As we hit the one year anniversary of the bailout:
A participatory democracy approach to stopping the meltdown. The businesses that needed credit that could not get it, would apply to the government for the funds they needed for day to day operations. Remember that the problem was that the commercial paper market threatened collapse! The businesses would be watched by sortition juries. There were plenty of unemployed who would be available to do this. This would include crews that would film inside the business and posting a feed and for, the publicly traded businesses, the executive suite and top management would be put on round-the-clock monitoring, with veto power by the sortition juries over any action.
Then, the banks and other large institutions would be allowed to fail.
Those facing foreclosure would have their bank accounts monitored and strict laws would be passed saying that their pay or any other payments sent to that account.
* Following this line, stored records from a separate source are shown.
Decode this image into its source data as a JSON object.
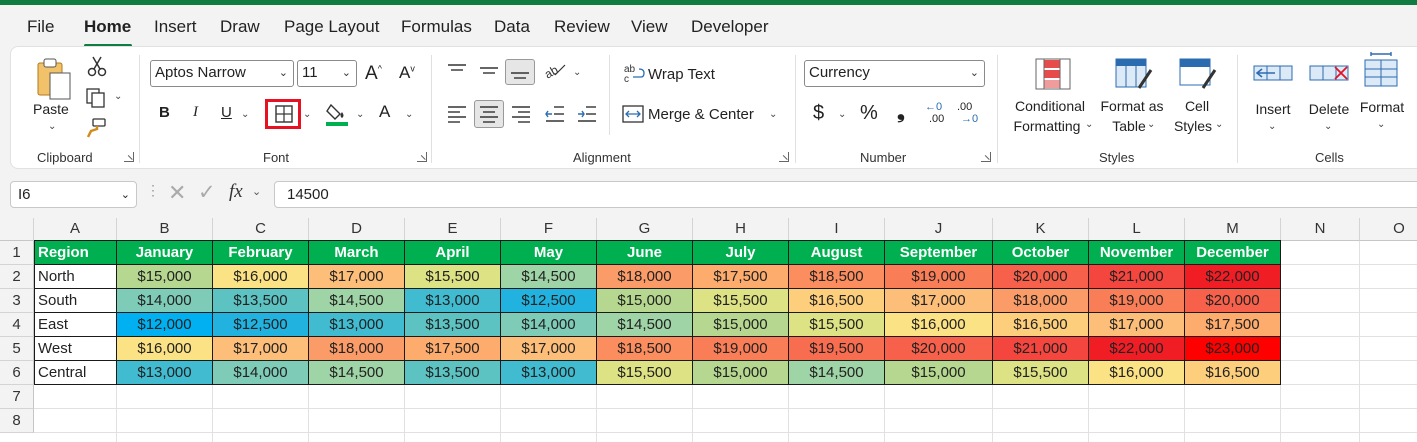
{
  "menu": {
    "tabs": [
      "File",
      "Home",
      "Insert",
      "Draw",
      "Page Layout",
      "Formulas",
      "Data",
      "Review",
      "View",
      "Developer"
    ],
    "active": "Home"
  },
  "ribbon": {
    "clipboard": {
      "paste_label": "Paste",
      "group_label": "Clipboard"
    },
    "font": {
      "font_name": "Aptos Narrow",
      "font_size": "11",
      "bold": "B",
      "italic": "I",
      "underline": "U",
      "font_color_glyph": "A",
      "group_label": "Font"
    },
    "alignment": {
      "wrap_text": "Wrap Text",
      "merge_center": "Merge & Center",
      "group_label": "Alignment"
    },
    "number": {
      "format": "Currency",
      "dollar": "$",
      "percent": "%",
      "comma": "❟",
      "inc_decimal": ".00",
      "dec_decimal": ".00",
      "group_label": "Number"
    },
    "styles": {
      "conditional_1": "Conditional",
      "conditional_2": "Formatting",
      "format_table_1": "Format as",
      "format_table_2": "Table",
      "cell_styles_1": "Cell",
      "cell_styles_2": "Styles",
      "group_label": "Styles"
    },
    "cells": {
      "insert": "Insert",
      "delete": "Delete",
      "format": "Format",
      "group_label": "Cells"
    },
    "highlight_color": "#e81123"
  },
  "formula_bar": {
    "name_box": "I6",
    "fx": "fx",
    "value": "14500"
  },
  "sheet": {
    "columns": [
      "A",
      "B",
      "C",
      "D",
      "E",
      "F",
      "G",
      "H",
      "I",
      "J",
      "K",
      "L",
      "M",
      "N",
      "O"
    ],
    "row_numbers": [
      "1",
      "2",
      "3",
      "4",
      "5",
      "6",
      "7",
      "8"
    ],
    "header": [
      "Region",
      "January",
      "February",
      "March",
      "April",
      "May",
      "June",
      "July",
      "August",
      "September",
      "October",
      "November",
      "December"
    ],
    "rows": [
      {
        "region": "North",
        "values": [
          "$15,000",
          "$16,000",
          "$17,000",
          "$15,500",
          "$14,500",
          "$18,000",
          "$17,500",
          "$18,500",
          "$19,000",
          "$20,000",
          "$21,000",
          "$22,000"
        ],
        "colors": [
          "#b5d78f",
          "#fbe285",
          "#fcbe79",
          "#dde284",
          "#9fd4a6",
          "#fb9b67",
          "#fdac6e",
          "#fb8d5f",
          "#f97e57",
          "#f7614b",
          "#f4463e",
          "#f11d24"
        ]
      },
      {
        "region": "South",
        "values": [
          "$14,000",
          "$13,500",
          "$14,500",
          "$13,000",
          "$12,500",
          "$15,000",
          "$15,500",
          "$16,500",
          "$17,000",
          "$18,000",
          "$19,000",
          "$20,000"
        ],
        "colors": [
          "#7ecbb7",
          "#5dc2c2",
          "#9fd4a6",
          "#41bbd0",
          "#21b2e0",
          "#b5d78f",
          "#dde284",
          "#fdcf7d",
          "#fcbe79",
          "#fb9b67",
          "#f97e57",
          "#f7614b"
        ]
      },
      {
        "region": "East",
        "values": [
          "$12,000",
          "$12,500",
          "$13,000",
          "$13,500",
          "$14,000",
          "$14,500",
          "$15,000",
          "$15,500",
          "$16,000",
          "$16,500",
          "$17,000",
          "$17,500"
        ],
        "colors": [
          "#00b0f0",
          "#21b2e0",
          "#41bbd0",
          "#5dc2c2",
          "#7ecbb7",
          "#9fd4a6",
          "#b5d78f",
          "#dde284",
          "#fbe285",
          "#fdcf7d",
          "#fcbe79",
          "#fdac6e"
        ]
      },
      {
        "region": "West",
        "values": [
          "$16,000",
          "$17,000",
          "$18,000",
          "$17,500",
          "$17,000",
          "$18,500",
          "$19,000",
          "$19,500",
          "$20,000",
          "$21,000",
          "$22,000",
          "$23,000"
        ],
        "colors": [
          "#fbe285",
          "#fcbe79",
          "#fb9b67",
          "#fdac6e",
          "#fcbe79",
          "#fb8d5f",
          "#f97e57",
          "#f86d50",
          "#f7614b",
          "#f4463e",
          "#f11d24",
          "#ff0000"
        ]
      },
      {
        "region": "Central",
        "values": [
          "$13,000",
          "$14,000",
          "$14,500",
          "$13,500",
          "$13,000",
          "$15,500",
          "$15,000",
          "$14,500",
          "$15,000",
          "$15,500",
          "$16,000",
          "$16,500"
        ],
        "colors": [
          "#41bbd0",
          "#7ecbb7",
          "#9fd4a6",
          "#5dc2c2",
          "#41bbd0",
          "#dde284",
          "#b5d78f",
          "#9fd4a6",
          "#b5d78f",
          "#dde284",
          "#fbe285",
          "#fdcf7d"
        ]
      }
    ]
  }
}
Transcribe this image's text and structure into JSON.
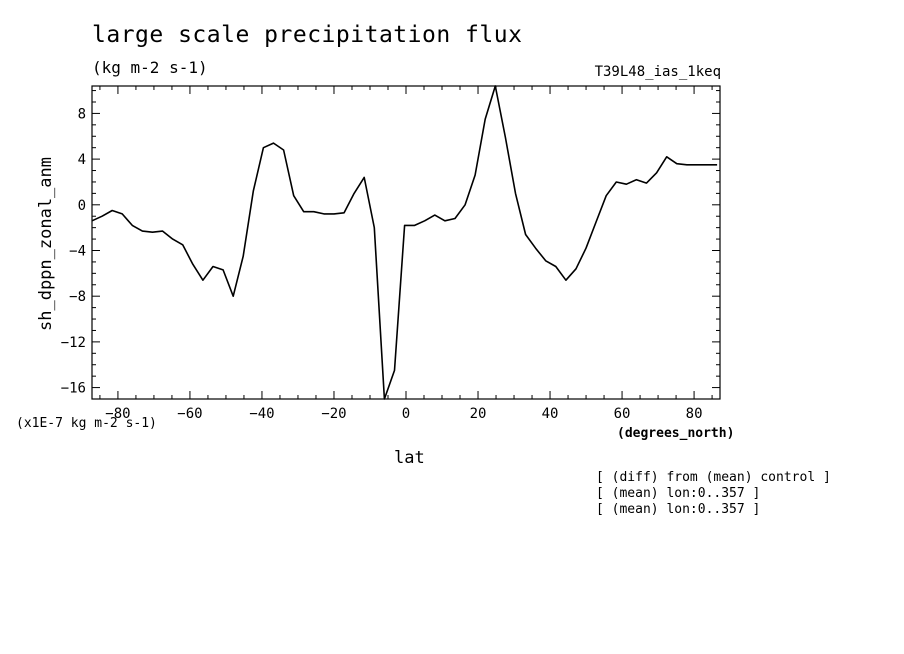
{
  "chart_data": {
    "type": "line",
    "title": "large scale precipitation flux",
    "subtitle": "(kg m-2 s-1)",
    "run_label": "T39L48_ias_1keq",
    "xlabel": "lat",
    "xunits": "(degrees_north)",
    "ylabel": "sh_dppn_zonal_anm",
    "y_scale_note": "(x1E-7 kg m-2 s-1)",
    "xlim": [
      -87.2,
      87.2
    ],
    "ylim": [
      -17,
      10.4
    ],
    "xticks": [
      -80,
      -60,
      -40,
      -20,
      0,
      20,
      40,
      60,
      80
    ],
    "yticks": [
      -16,
      -12,
      -8,
      -4,
      0,
      4,
      8
    ],
    "grid": false,
    "notes": [
      "[ (diff) from (mean) control ]",
      "[ (mean) lon:0..357 ]",
      "[ (mean) lon:0..357 ]"
    ],
    "x": [
      -87.2,
      -84.4,
      -81.6,
      -78.8,
      -76.0,
      -73.2,
      -70.4,
      -67.6,
      -64.8,
      -62.0,
      -59.2,
      -56.4,
      -53.6,
      -50.8,
      -48.0,
      -45.2,
      -42.4,
      -39.6,
      -36.8,
      -34.0,
      -31.2,
      -28.4,
      -25.6,
      -22.8,
      -20.0,
      -17.2,
      -14.4,
      -11.6,
      -8.8,
      -6.0,
      -3.2,
      -0.4,
      2.4,
      5.2,
      8.0,
      10.8,
      13.6,
      16.4,
      19.2,
      22.0,
      24.8,
      27.6,
      30.4,
      33.2,
      36.0,
      38.8,
      41.6,
      44.4,
      47.2,
      50.0,
      52.8,
      55.6,
      58.4,
      61.2,
      64.0,
      66.8,
      69.6,
      72.4,
      75.2,
      78.0,
      80.8,
      83.6,
      86.4
    ],
    "y": [
      -1.4,
      -1.0,
      -0.5,
      -0.8,
      -1.8,
      -2.3,
      -2.4,
      -2.3,
      -3.0,
      -3.5,
      -5.2,
      -6.6,
      -5.4,
      -5.7,
      -8.0,
      -4.5,
      1.2,
      5.0,
      5.4,
      4.8,
      0.8,
      -0.6,
      -0.6,
      -0.8,
      -0.8,
      -0.7,
      1.0,
      2.4,
      -2.0,
      -17.0,
      -14.5,
      -1.8,
      -1.8,
      -1.4,
      -0.9,
      -1.4,
      -1.2,
      0.0,
      2.6,
      7.5,
      10.4,
      5.9,
      1.0,
      -2.6,
      -3.8,
      -4.9,
      -5.4,
      -6.6,
      -5.6,
      -3.8,
      -1.5,
      0.8,
      2.0,
      1.8,
      2.2,
      1.9,
      2.8,
      4.2,
      3.6,
      3.5,
      3.5,
      3.5,
      3.5
    ]
  }
}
The individuals would stay in their home and be allowed to make essential purchases, as allowed by their sortition jury, orthodontia for their kids, continuing their kids education. But non-essentials such as eating out, vacations, a new flat panel TV, etc. would be stopped. All expenditures out of the account would have to be approved by their sortition jury. In other words, individuals would be allowed to keep their status quo so they would not suffer losing their job, not eating, etc., but they would be forced to hunker down.
In other words, we would keep the status quo going, but those who might have been profligate would be stopped.